Le commerce de la mort dénoncé par le parlementaire, ironie du sort, se pratique même dans des hôpitaux, a constaté le ministre de la Santé publique, Robert Auguste. « Des médicaments antituberculeux volés au Cap-Haïtien et d'autres produits pharmaceutiques, soit expirés soit contrefaits, dit-il, ont récemment été confisqués à l'Hôpital de La Vie. » Ces médicaments, depuis le début de l'année, ont causé la mort d'au moins quatre personnes dans la région de l'Artibonite et dans la zone métropolitaine. La dernière victime s'appelle Ansy Georges, une jeune mariée qui se faisait soigner pour un fibrome. Elle a succombé sept minutes après que le médecin soignant lui eut administré une piqûre. Le « IV » meurtrier, déplore le ministre, est une contrefaçon achetée dans le même centre hospitalier illégal. Sa directrice -pour échapper à toute poursuite- aurait pris la poudre d'escampette.
« La mort de la jeune dame à l'Hôpital la Vie a servi de leitmotiv, mais ce n'est pas la seule motivation qui nous pousse à agir », a répliqué le ministre Robert Auguste aux critiques acerbes des parlementaires face à la décision tardive d'interdire la vente de médicaments sur le marché informel.
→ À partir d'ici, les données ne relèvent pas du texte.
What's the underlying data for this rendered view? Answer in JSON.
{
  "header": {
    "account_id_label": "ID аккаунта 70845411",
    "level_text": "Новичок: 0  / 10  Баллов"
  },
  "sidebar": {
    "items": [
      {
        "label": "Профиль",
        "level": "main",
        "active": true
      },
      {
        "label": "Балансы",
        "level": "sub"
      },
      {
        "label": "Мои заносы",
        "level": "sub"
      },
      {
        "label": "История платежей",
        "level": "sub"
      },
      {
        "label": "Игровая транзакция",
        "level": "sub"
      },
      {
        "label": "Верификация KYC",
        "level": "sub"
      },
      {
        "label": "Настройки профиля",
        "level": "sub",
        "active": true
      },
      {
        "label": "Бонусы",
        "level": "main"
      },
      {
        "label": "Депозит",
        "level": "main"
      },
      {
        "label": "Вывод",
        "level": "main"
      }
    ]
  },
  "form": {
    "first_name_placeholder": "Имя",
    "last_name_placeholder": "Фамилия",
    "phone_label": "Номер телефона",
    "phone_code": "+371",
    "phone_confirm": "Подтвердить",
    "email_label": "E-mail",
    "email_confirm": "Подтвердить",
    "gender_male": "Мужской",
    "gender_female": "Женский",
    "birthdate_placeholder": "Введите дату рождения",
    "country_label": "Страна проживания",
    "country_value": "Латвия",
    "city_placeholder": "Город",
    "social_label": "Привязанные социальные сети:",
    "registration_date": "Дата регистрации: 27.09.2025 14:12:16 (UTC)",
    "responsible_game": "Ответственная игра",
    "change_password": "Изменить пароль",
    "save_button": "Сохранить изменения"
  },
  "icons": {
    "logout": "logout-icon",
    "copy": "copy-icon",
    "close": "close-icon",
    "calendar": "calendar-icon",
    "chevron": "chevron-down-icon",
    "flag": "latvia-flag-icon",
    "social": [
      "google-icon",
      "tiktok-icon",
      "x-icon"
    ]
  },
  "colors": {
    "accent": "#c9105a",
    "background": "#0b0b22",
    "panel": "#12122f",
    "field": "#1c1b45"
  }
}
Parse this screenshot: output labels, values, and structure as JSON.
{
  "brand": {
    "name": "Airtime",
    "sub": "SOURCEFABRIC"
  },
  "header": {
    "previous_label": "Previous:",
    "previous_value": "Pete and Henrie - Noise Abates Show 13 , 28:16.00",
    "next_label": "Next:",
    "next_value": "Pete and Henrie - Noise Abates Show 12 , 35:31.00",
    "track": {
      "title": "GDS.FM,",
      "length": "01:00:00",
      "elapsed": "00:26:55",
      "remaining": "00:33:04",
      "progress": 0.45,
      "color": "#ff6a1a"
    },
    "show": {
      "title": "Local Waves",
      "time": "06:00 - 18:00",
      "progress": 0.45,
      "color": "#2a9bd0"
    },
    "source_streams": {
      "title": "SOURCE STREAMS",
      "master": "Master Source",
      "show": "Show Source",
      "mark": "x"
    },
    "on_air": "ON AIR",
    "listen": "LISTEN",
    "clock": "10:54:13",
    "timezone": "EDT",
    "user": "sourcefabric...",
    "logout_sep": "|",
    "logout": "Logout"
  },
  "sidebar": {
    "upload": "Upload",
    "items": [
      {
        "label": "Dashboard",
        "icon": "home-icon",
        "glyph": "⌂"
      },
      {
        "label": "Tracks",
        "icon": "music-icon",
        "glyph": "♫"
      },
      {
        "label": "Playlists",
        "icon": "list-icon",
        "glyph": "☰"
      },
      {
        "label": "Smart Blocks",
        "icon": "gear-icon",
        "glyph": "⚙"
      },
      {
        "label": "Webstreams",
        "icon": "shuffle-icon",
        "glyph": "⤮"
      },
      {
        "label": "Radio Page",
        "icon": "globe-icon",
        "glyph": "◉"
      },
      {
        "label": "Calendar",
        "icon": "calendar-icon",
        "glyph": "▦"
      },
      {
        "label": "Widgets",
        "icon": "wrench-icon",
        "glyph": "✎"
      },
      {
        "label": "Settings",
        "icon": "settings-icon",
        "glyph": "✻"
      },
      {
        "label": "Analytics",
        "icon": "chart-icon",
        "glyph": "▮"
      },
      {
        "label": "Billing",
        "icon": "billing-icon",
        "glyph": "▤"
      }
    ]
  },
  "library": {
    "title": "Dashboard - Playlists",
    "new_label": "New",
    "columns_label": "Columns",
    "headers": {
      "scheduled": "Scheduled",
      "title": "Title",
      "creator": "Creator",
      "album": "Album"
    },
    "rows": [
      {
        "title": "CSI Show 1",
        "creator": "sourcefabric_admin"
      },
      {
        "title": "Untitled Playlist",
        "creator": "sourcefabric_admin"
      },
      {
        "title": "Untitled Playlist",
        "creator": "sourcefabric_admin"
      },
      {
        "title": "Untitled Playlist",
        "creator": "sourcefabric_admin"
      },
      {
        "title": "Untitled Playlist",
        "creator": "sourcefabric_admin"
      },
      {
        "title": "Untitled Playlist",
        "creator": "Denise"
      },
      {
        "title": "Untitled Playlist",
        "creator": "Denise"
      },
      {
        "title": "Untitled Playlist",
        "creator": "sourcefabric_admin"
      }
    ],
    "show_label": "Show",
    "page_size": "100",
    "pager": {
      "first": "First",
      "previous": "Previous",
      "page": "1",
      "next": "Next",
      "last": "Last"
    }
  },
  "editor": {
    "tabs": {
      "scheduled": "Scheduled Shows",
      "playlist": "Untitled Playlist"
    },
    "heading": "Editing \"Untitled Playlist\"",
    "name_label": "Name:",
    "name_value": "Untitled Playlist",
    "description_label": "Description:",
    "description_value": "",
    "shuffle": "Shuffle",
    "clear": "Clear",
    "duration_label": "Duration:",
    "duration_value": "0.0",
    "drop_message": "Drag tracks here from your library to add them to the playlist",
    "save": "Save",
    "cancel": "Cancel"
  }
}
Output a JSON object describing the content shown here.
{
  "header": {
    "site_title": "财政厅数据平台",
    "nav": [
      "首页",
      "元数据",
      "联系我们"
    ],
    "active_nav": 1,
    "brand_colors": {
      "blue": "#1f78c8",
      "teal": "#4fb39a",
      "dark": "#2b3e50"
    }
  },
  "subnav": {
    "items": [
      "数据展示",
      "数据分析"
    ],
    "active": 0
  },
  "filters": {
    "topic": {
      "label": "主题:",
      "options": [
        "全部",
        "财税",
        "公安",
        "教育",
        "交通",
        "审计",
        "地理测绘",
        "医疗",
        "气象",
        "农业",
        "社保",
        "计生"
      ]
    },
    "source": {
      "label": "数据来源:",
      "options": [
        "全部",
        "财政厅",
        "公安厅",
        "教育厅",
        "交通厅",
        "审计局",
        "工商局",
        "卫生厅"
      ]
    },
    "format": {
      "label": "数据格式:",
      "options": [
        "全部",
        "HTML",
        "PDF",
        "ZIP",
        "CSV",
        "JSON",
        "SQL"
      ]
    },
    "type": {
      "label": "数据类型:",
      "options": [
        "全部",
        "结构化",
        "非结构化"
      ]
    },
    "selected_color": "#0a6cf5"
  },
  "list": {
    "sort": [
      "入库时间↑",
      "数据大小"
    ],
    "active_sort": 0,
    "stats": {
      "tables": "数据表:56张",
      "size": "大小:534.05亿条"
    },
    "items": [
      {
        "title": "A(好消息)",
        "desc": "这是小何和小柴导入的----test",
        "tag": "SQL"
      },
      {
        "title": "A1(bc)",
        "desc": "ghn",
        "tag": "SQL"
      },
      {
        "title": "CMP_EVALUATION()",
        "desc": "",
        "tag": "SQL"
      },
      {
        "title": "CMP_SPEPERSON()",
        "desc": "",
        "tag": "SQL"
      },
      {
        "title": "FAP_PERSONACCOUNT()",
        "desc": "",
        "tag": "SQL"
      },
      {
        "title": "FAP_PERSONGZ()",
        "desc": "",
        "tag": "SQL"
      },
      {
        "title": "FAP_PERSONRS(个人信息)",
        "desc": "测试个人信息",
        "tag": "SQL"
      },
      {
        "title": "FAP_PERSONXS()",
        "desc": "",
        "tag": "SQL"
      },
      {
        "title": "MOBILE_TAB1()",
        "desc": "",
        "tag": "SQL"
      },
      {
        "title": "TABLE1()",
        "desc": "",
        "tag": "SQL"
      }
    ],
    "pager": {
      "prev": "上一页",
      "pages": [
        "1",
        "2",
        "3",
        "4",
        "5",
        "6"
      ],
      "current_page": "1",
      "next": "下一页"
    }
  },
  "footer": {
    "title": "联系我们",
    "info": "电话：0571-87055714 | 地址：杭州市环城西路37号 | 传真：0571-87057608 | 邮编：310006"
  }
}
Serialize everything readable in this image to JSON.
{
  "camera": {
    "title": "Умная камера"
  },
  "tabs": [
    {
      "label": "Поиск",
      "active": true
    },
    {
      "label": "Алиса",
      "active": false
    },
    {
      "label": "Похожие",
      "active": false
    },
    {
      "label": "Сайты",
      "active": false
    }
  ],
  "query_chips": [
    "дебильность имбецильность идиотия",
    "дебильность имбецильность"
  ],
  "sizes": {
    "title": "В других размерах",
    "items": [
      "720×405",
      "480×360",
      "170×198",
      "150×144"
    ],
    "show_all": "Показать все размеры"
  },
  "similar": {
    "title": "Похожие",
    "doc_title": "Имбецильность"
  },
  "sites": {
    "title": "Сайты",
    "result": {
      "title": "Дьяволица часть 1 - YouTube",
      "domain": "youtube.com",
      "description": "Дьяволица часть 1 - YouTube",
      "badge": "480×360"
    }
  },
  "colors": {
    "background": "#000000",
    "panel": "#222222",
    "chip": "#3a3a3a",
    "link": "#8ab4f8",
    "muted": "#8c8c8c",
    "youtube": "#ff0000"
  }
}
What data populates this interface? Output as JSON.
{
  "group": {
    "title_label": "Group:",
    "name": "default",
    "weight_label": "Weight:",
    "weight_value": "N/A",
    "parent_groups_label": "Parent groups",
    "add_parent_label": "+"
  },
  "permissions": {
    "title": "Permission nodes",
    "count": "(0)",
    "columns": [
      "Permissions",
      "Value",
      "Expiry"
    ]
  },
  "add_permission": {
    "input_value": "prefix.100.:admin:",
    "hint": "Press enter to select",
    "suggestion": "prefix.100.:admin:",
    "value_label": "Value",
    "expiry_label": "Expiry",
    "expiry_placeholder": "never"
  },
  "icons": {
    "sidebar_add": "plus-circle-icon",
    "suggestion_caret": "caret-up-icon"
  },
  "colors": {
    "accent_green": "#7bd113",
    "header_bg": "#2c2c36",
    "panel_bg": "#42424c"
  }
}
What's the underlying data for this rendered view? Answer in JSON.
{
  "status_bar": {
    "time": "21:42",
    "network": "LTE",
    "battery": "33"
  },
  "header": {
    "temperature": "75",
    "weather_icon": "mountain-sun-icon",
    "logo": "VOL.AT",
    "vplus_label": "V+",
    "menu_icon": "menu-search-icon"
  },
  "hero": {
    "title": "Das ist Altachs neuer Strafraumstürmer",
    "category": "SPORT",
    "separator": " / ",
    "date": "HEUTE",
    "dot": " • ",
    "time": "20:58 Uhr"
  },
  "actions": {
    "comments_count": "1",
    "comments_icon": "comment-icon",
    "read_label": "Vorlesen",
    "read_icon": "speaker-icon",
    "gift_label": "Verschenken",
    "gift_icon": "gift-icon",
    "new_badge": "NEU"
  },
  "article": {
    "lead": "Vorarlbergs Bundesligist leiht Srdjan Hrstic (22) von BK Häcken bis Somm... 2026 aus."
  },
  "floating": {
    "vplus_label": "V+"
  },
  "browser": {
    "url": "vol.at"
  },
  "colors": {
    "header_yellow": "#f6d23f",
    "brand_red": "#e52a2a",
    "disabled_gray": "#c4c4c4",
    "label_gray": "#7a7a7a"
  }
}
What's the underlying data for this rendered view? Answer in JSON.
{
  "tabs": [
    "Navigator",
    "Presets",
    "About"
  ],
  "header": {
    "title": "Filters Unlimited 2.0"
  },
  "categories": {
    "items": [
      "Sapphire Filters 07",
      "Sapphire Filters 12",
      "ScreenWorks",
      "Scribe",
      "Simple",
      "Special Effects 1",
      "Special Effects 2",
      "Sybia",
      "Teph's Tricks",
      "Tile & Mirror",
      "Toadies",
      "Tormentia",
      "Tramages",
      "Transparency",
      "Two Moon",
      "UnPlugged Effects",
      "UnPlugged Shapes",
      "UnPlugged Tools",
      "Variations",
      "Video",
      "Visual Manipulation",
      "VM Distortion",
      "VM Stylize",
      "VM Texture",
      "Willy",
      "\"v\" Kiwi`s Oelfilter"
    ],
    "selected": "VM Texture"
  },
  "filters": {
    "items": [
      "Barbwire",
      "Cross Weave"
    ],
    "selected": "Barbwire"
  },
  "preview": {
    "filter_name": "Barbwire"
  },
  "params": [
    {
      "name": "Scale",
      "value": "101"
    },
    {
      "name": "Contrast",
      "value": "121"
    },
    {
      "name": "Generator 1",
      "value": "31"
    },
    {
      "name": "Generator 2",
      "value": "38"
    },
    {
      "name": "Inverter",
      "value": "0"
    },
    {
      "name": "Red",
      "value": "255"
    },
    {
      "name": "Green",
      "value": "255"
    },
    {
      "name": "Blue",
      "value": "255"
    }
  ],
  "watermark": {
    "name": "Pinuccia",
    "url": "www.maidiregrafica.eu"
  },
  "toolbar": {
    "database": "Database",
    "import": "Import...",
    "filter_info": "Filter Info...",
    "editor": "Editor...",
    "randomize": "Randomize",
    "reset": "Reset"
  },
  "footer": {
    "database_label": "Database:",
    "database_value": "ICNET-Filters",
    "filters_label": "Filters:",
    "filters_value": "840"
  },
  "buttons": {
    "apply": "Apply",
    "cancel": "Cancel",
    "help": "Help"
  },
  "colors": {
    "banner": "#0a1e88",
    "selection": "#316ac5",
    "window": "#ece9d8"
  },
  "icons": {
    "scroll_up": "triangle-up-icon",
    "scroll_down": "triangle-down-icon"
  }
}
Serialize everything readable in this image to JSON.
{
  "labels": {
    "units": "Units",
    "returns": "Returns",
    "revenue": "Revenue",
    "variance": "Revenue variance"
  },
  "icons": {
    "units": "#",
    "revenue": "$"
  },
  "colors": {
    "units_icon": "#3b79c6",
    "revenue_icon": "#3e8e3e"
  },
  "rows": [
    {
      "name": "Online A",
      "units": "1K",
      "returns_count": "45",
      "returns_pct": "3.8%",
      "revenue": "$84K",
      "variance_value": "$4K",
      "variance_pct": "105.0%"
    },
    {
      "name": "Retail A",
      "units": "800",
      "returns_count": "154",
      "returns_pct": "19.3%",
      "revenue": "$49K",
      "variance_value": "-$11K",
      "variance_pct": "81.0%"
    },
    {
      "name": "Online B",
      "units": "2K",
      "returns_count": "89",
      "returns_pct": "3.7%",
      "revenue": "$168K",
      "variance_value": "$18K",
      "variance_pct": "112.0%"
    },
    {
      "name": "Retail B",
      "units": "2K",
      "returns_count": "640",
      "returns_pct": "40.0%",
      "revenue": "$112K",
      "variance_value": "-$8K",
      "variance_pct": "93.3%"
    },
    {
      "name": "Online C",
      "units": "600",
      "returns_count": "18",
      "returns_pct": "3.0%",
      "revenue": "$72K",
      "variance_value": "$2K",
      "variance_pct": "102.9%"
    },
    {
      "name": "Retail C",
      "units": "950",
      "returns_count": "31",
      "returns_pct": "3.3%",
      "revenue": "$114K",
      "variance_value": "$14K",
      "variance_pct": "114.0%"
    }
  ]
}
Depuis la sortie d'un communiqué conjoint du ministère de la Santé publique et de la Mairie de Port-au-Prince, une quantité importante de médicaments a été confisquée par des agents municipaux. Mais pas assez pour débarrasser la zone métropolitaine des lots qui y circulent. Des opérations similaires, depuis plusieurs mois, ont été menées dans certaines villes de province dont Gonaïves où un SAT (sérum anti-tétanique) avait provoqué plusieurs décès.
Une affaire d'Etat
« La lutte contre les médicaments contrefaits et les produits avariés est une affaire d'Etat », a affirmé le sénateur Kelly Bastien qui s'exprimait à l'issue de plusieurs heures de débats avec le ministre de la Santé publique, Robert Auguste, inquiété par la vente libre de certains produits et les hôpitaux illégaux qui poussent comme des champignons. La justice, la douane et la police, a estimé le parlementaire, doivent s'associer à la croisade du ministère de la Santé publique qui veut sortir les médicaments du circuit informel. Le Premier ministre Jacques-Edouard Alexis et le ministre de la Justice René Magloire, a annoncé le sénateur Bastien, pourront être convoqués à une séance de travail de la commission santé du grand corps pour s'attaquer à la puissante industrie des « médicaments qui tuent ».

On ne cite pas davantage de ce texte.